1 The complete account of the Commonwealth v. Wiseman trial can be found in Documentary Dilemmas: Frederick Wiseman's Titicut Follies (Carbondale: Southwestern Illinois University Press, 1991).

2 Quoted in Stephen Dobyns, "The Titicut Follies as Comedy" in Writers at the Movies: Twenty-Six Contemporary Authors Celebrate Twenty-Six Memorable Movies, Jim Shepard ed., (New York: Harper Collins, 2000) 80.

3 Critics have countered the verdict by championing Wiseman as "a major work of subversive cinema and a searing indictment…of 'the system.' Amos Vogel, Film as a Subversive Art (New York: Random House, 1974) 186.

4 David Denby, "Documenting America" in The Documentary Tradition, Lewis Jacobs ed., (New York: Norton, 1979) 477.

5 It is interesting that the camera commits to the leftmost fragment of the spectacle, and moves right, face by face.

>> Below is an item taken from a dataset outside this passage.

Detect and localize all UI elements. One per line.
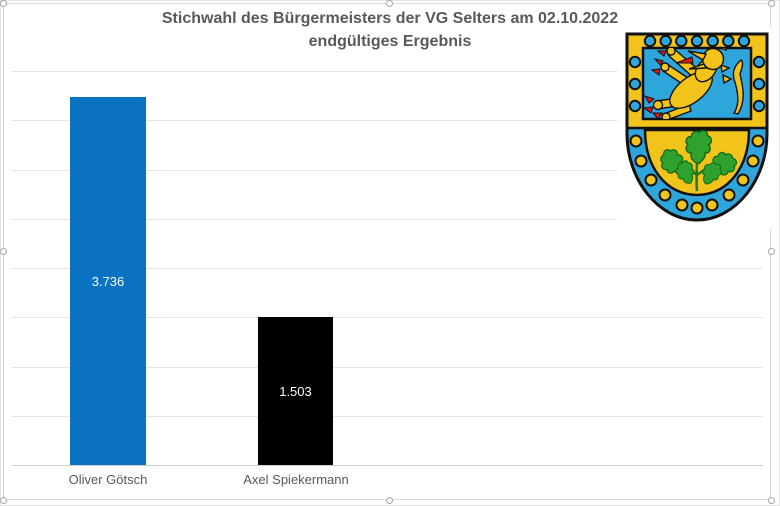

The camera begins in this way to read the space, to invite a reading of space, rather than preserving the spectacle, whole, as a recording.

6 Quoted in Anderson and Benson, Documentary Dilemmas, 83.

7 Later in the film we see one patient, Vladimir, arguing with Dr. Ross that the hospital is harming him, that the medications are making him worse, not better. When Dr. Ross in his own defense refers to the tests that Vladimir took that preceded his admittance, Vladimir utters a shockingly inarguable line: "What do those tests have to do with my sanity?" He also says to the doctor, "You are giving me the same story again - 'We are going to help you…' May I ask why I need this help that you are literally forcing on me?"